DAVE: Yeah, they left purple handprints on my mom’s car!

So, are you freaked out by the FRECs and the engineering people? The purple ones?

DAVE: Doesn’t it have something to do with the Titanic? Engineers were shoveling fuckin’ coal and turned purple or some shit like that? [Laughs.] They buy these nice jackets and dye ‘em purple. Aren’t they like 500 bucks?

Yeah, they’re pretty expensive.

DAVE: What the hell, dude. I’m tellin’ ya, I wouldn’t be dying something purple.

It’s recently been announced that you guys are doing a movie with Carmen Electra and Jenny McCarthy called Dirty Love. Um ... is this the type of movie that it sounds like?

DAVE: Um, it’s not a porno, as far as I know. We’ll see if Ron Jeremy’s there or not.

Are you open to that possibility?

CONE: I have a girlfriend, but if it’s a movie ... well, it’s acting. [Laughs.]

DAVE: Not really. I’ll probably just sit there with my camera like a pervert.

So what about Carmen Electra and Jenny McCarthy? Have you met them yet?

CONE: We’ve met Carmen before.

DAVE: Have we?

CONE: Yeah, in Miami. Yeah, she’s nice.

Watch out, Dave Navarro might be on set.

DAVE: All you’ve really got to do is grab the perfume from his pocket and spray it in his eyes. [Laughs.]

What do you find yourselves doing after shows now? Has the after-party scene gotten old yet?

DAVE: It depends—on this tour, I’m always driving home with my wife. It’s not exactly the rock ‘n roll lifestyle you’d expect—Tim Horton’s and chocolate dip [doughnuts]. It’s not all it’s cracked up to be right now, but once we get on the road, I’m sure we’ll be back.
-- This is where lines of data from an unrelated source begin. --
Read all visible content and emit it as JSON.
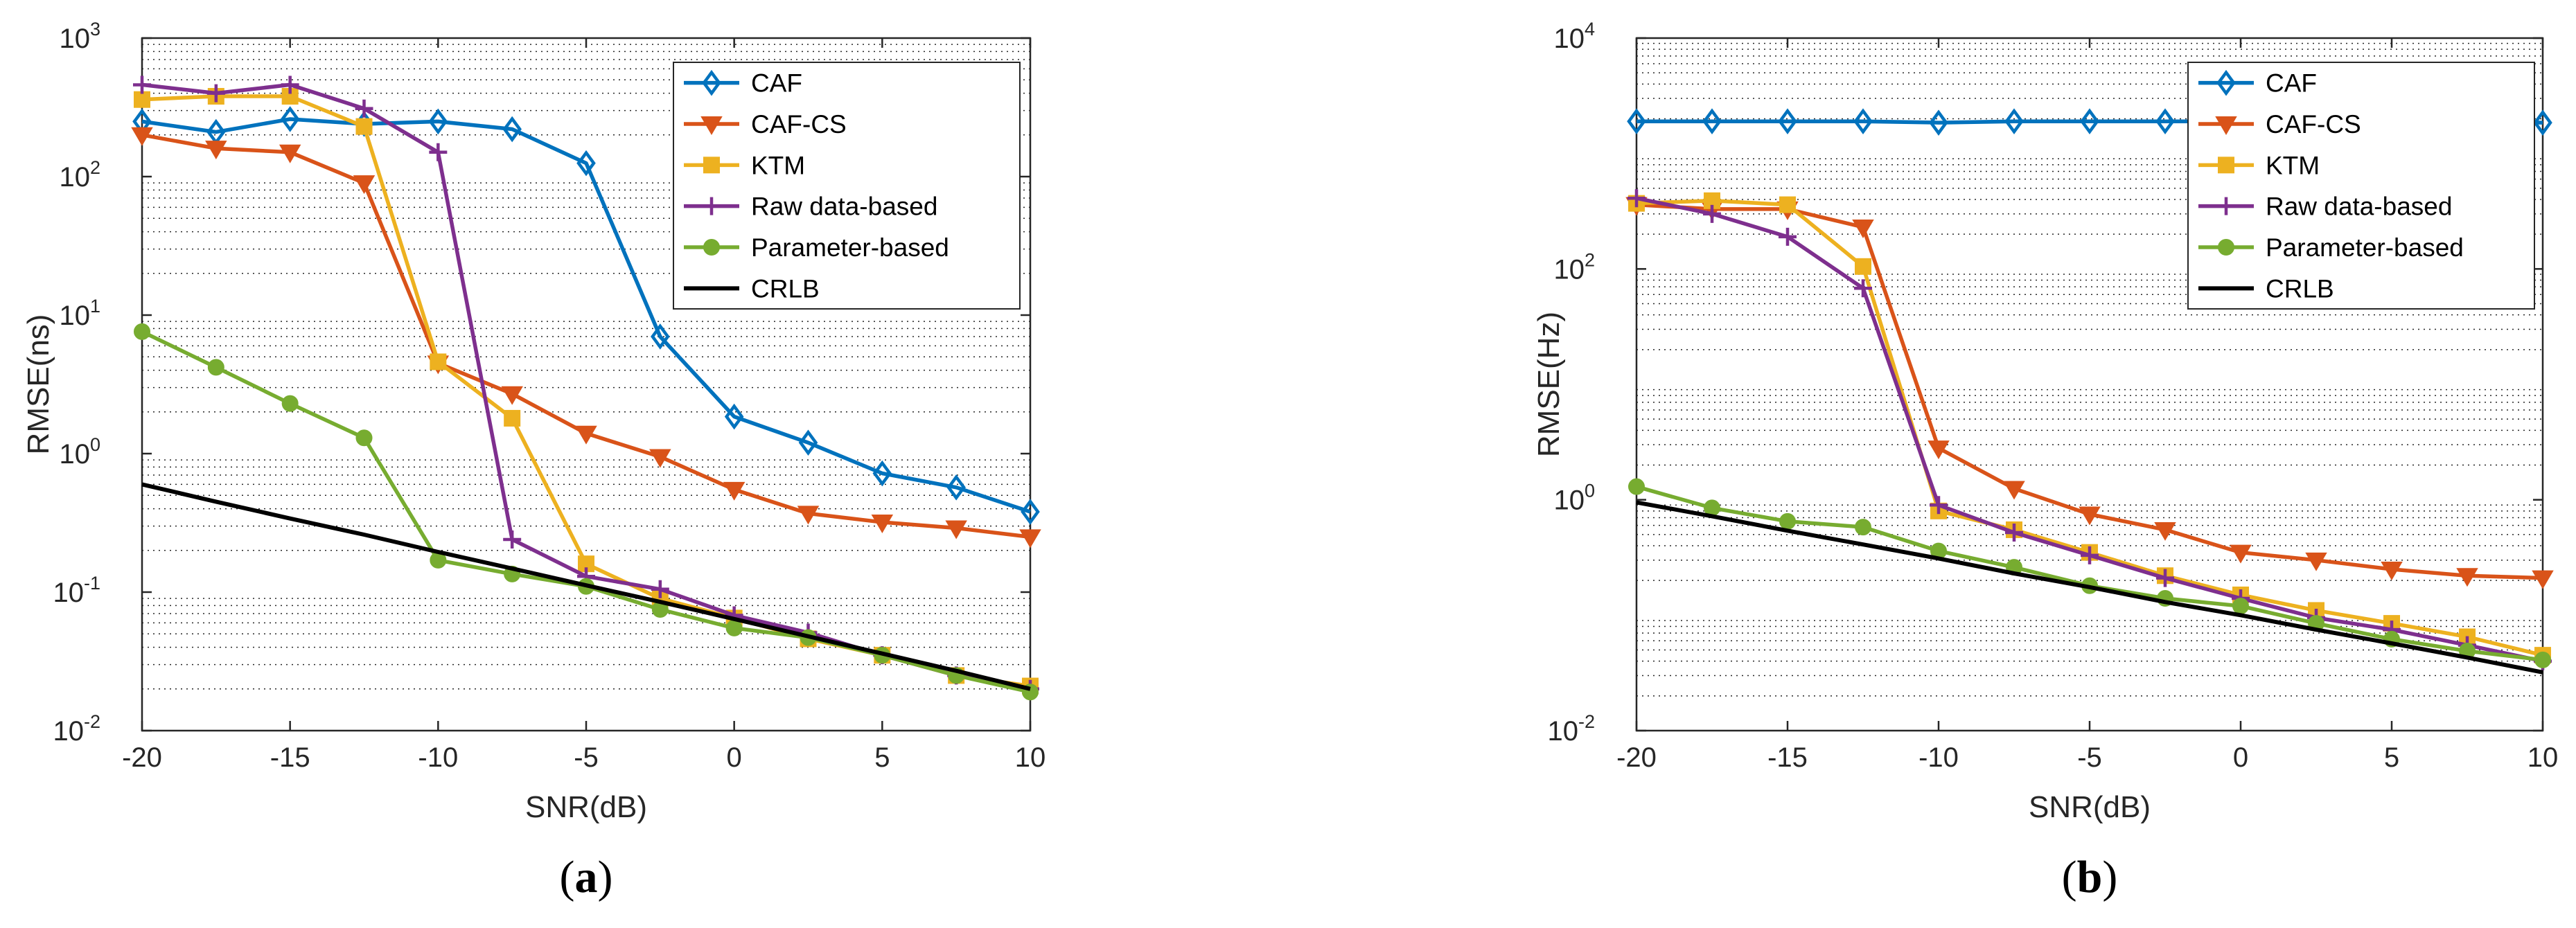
{
  "figure": {
    "panels": [
      "a",
      "b"
    ]
  },
  "chart_data": [
    {
      "type": "line",
      "panel": "a",
      "caption": "a",
      "xlabel": "SNR(dB)",
      "ylabel": "RMSE(ns)",
      "yscale": "log",
      "xlim": [
        -20,
        10
      ],
      "ylim": [
        0.01,
        1000
      ],
      "xticks": [
        "-20",
        "-15",
        "-10",
        "-5",
        "0",
        "5",
        "10"
      ],
      "yticks": [
        {
          "base": "10",
          "exp": "-2"
        },
        {
          "base": "10",
          "exp": "-1"
        },
        {
          "base": "10",
          "exp": "0"
        },
        {
          "base": "10",
          "exp": "1"
        },
        {
          "base": "10",
          "exp": "2"
        },
        {
          "base": "10",
          "exp": "3"
        }
      ],
      "grid": "minor dotted",
      "legend_position": "top-right",
      "x": [
        -20,
        -17.5,
        -15,
        -12.5,
        -10,
        -7.5,
        -5,
        -2.5,
        0,
        2.5,
        5,
        7.5,
        10
      ],
      "series": [
        {
          "name": "CAF",
          "color": "#0072BD",
          "marker": "diamond",
          "values": [
            250,
            210,
            260,
            240,
            250,
            220,
            125,
            7,
            1.85,
            1.2,
            0.72,
            0.57,
            0.38
          ]
        },
        {
          "name": "CAF-CS",
          "color": "#D95319",
          "marker": "triangle-down",
          "values": [
            200,
            160,
            150,
            90,
            4.5,
            2.7,
            1.4,
            0.95,
            0.55,
            0.37,
            0.32,
            0.29,
            0.25
          ]
        },
        {
          "name": "KTM",
          "color": "#EDB120",
          "marker": "square",
          "values": [
            360,
            380,
            380,
            230,
            4.6,
            1.8,
            0.16,
            0.09,
            0.065,
            0.046,
            0.035,
            0.025,
            0.021
          ]
        },
        {
          "name": "Raw data-based",
          "color": "#7E2F8E",
          "marker": "plus",
          "values": [
            460,
            400,
            460,
            310,
            150,
            0.24,
            0.13,
            0.105,
            0.068,
            0.051,
            0.035,
            0.025,
            0.02
          ]
        },
        {
          "name": "Parameter-based",
          "color": "#77AC30",
          "marker": "circle",
          "values": [
            7.6,
            4.2,
            2.3,
            1.3,
            0.17,
            0.135,
            0.11,
            0.075,
            0.055,
            0.047,
            0.035,
            0.025,
            0.019
          ]
        },
        {
          "name": "CRLB",
          "color": "#000000",
          "marker": "none",
          "values": [
            0.6,
            0.45,
            0.34,
            0.26,
            0.195,
            0.148,
            0.112,
            0.085,
            0.064,
            0.048,
            0.036,
            0.027,
            0.02
          ]
        }
      ]
    },
    {
      "type": "line",
      "panel": "b",
      "caption": "b",
      "xlabel": "SNR(dB)",
      "ylabel": "RMSE(Hz)",
      "yscale": "log",
      "xlim": [
        -20,
        10
      ],
      "ylim": [
        0.01,
        10000
      ],
      "xticks": [
        "-20",
        "-15",
        "-10",
        "-5",
        "0",
        "5",
        "10"
      ],
      "yticks": [
        {
          "base": "10",
          "exp": "-2"
        },
        {
          "base": "10",
          "exp": "0"
        },
        {
          "base": "10",
          "exp": "2"
        },
        {
          "base": "10",
          "exp": "4"
        }
      ],
      "grid": "minor dotted",
      "legend_position": "top-right",
      "x": [
        -20,
        -17.5,
        -15,
        -12.5,
        -10,
        -7.5,
        -5,
        -2.5,
        0,
        2.5,
        5,
        7.5,
        10
      ],
      "series": [
        {
          "name": "CAF",
          "color": "#0072BD",
          "marker": "diamond",
          "values": [
            1900,
            1900,
            1900,
            1900,
            1850,
            1900,
            1900,
            1900,
            1900,
            1900,
            1900,
            1900,
            1850
          ]
        },
        {
          "name": "CAF-CS",
          "color": "#D95319",
          "marker": "triangle-down",
          "values": [
            360,
            330,
            330,
            230,
            2.8,
            1.25,
            0.75,
            0.55,
            0.35,
            0.3,
            0.25,
            0.22,
            0.21
          ]
        },
        {
          "name": "KTM",
          "color": "#EDB120",
          "marker": "square",
          "values": [
            370,
            390,
            360,
            105,
            0.8,
            0.55,
            0.35,
            0.22,
            0.15,
            0.11,
            0.085,
            0.065,
            0.045
          ]
        },
        {
          "name": "Raw data-based",
          "color": "#7E2F8E",
          "marker": "plus",
          "values": [
            410,
            300,
            190,
            68,
            0.9,
            0.52,
            0.33,
            0.21,
            0.14,
            0.095,
            0.075,
            0.055,
            0.04
          ]
        },
        {
          "name": "Parameter-based",
          "color": "#77AC30",
          "marker": "circle",
          "values": [
            1.3,
            0.85,
            0.65,
            0.58,
            0.36,
            0.26,
            0.18,
            0.14,
            0.12,
            0.085,
            0.062,
            0.049,
            0.041
          ]
        },
        {
          "name": "CRLB",
          "color": "#000000",
          "marker": "none",
          "values": [
            0.95,
            0.72,
            0.54,
            0.41,
            0.31,
            0.23,
            0.175,
            0.13,
            0.1,
            0.075,
            0.057,
            0.043,
            0.032
          ]
        }
      ]
    }
  ]
}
CONE: We’ve had a couple nights on this tour which have been pretty fun.

DAVE: Yeah, your birthday.

CONE: My birthday was fun.

DAVE: We spent an entire dinner trying to get a stripper for him for his birthday.

CONE: And she came late. And she was boring. Steve was better.

DAVE: Steve actually got up and started stripping, and it was pretty entertaining.